From Arabic forms like Zāhā, meaning bright, brilliant, or radiantly beautiful.
Zaha is an Arabic name of luminous simplicity, derived from the root 'zahā' (زَهَا), meaning to blossom, to radiate, or to shine brilliantly — evoking the dazzling quality of a flower at the moment of full bloom or the glow of something at its most vivid. The name belongs to a cluster of Arabic feminine names built on the concept of light and flourishing: Zahra (flower, radiance), Zahiya (bright, beautiful), and Zuhour (blossoms). Zaha is the verb-form distillation of all of these — not the noun but the act, the shining itself.

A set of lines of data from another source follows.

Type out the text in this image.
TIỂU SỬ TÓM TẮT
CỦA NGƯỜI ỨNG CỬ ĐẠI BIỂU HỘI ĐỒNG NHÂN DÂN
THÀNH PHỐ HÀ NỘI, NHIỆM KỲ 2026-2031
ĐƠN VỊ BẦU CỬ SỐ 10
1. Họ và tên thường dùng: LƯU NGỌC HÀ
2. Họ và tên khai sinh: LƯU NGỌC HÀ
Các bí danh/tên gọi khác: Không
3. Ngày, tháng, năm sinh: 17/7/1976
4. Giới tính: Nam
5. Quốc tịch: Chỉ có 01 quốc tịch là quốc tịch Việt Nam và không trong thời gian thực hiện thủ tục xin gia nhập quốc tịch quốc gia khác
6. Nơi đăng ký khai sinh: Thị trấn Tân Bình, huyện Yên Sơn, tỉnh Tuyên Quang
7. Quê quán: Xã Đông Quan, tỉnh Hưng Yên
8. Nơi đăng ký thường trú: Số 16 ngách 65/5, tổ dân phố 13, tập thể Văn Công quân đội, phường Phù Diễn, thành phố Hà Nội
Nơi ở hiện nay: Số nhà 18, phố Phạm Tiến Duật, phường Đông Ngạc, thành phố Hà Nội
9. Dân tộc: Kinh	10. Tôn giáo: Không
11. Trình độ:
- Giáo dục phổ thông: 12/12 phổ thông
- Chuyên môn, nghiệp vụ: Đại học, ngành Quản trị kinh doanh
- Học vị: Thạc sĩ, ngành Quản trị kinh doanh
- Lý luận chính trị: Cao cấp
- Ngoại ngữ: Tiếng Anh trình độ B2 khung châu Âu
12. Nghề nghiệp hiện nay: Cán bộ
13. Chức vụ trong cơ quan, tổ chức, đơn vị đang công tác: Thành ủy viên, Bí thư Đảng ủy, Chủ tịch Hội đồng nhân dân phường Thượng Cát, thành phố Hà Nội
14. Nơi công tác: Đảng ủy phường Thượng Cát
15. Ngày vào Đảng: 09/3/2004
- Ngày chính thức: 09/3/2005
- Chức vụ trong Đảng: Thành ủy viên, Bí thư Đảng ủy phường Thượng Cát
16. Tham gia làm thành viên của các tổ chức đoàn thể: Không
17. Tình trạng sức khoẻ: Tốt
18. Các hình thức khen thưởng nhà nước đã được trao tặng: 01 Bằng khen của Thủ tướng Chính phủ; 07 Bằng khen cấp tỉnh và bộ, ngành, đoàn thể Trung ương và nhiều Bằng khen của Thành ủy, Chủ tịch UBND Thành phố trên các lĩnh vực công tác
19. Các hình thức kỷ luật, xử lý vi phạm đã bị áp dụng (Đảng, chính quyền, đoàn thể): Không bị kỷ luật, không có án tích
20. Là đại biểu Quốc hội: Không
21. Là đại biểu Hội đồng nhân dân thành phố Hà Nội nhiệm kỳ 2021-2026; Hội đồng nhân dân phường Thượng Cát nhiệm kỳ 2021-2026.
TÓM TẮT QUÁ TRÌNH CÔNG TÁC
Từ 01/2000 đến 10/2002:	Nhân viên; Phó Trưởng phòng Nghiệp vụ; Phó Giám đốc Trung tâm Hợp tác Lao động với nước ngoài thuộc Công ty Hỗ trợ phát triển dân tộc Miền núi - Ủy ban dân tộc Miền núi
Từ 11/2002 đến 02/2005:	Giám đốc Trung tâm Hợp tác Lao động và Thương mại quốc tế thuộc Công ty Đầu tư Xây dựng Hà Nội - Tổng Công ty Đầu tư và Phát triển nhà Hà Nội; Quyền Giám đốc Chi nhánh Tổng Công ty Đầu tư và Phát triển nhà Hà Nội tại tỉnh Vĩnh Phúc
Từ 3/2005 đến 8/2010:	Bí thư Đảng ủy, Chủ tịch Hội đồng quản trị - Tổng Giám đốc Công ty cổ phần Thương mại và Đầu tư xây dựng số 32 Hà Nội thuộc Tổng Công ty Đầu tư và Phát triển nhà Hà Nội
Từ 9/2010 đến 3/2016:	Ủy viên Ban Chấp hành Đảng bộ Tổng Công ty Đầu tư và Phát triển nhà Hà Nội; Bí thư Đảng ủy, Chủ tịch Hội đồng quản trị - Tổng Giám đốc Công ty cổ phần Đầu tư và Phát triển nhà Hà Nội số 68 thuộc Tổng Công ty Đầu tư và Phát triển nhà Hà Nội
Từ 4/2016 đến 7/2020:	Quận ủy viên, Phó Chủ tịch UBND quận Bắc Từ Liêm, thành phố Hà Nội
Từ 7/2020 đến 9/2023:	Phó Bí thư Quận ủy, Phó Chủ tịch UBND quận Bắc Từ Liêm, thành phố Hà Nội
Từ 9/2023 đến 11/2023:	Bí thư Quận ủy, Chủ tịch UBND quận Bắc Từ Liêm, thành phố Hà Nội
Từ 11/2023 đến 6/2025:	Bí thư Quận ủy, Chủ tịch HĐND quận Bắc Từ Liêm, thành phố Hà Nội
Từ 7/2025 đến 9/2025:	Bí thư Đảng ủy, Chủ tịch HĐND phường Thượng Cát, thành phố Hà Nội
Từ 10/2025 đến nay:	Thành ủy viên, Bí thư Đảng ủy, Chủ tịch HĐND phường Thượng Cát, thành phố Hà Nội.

In the contemporary cultural imagination, Zaha is indelibly associated with Dame Zaha Hadid (1950–2016), the Iraqi-British architect who became the first woman to win the Pritzker Architecture Prize in 2004. Born in Baghdad to an aristocratic and politically progressive family, Hadid studied at the Architectural Association in London and developed a signature style of dramatic, sweeping forms that seemed to defy gravity — buildings that curved, flowed, and erupted from the ground like frozen waves. Her work at the MAXXI in Rome, the Heydar Aliyev Center in Baku, and the Guangzhou Opera House redefined what architecture could look like.
Since Hadid's death in 2016 and the global tributes that followed, the name Zaha has been embraced by parents well beyond Arabic-speaking communities who see in it both elegance and a tribute to one of the most original creative minds of the twentieth century. It is short, strong, and unmistakably beautiful.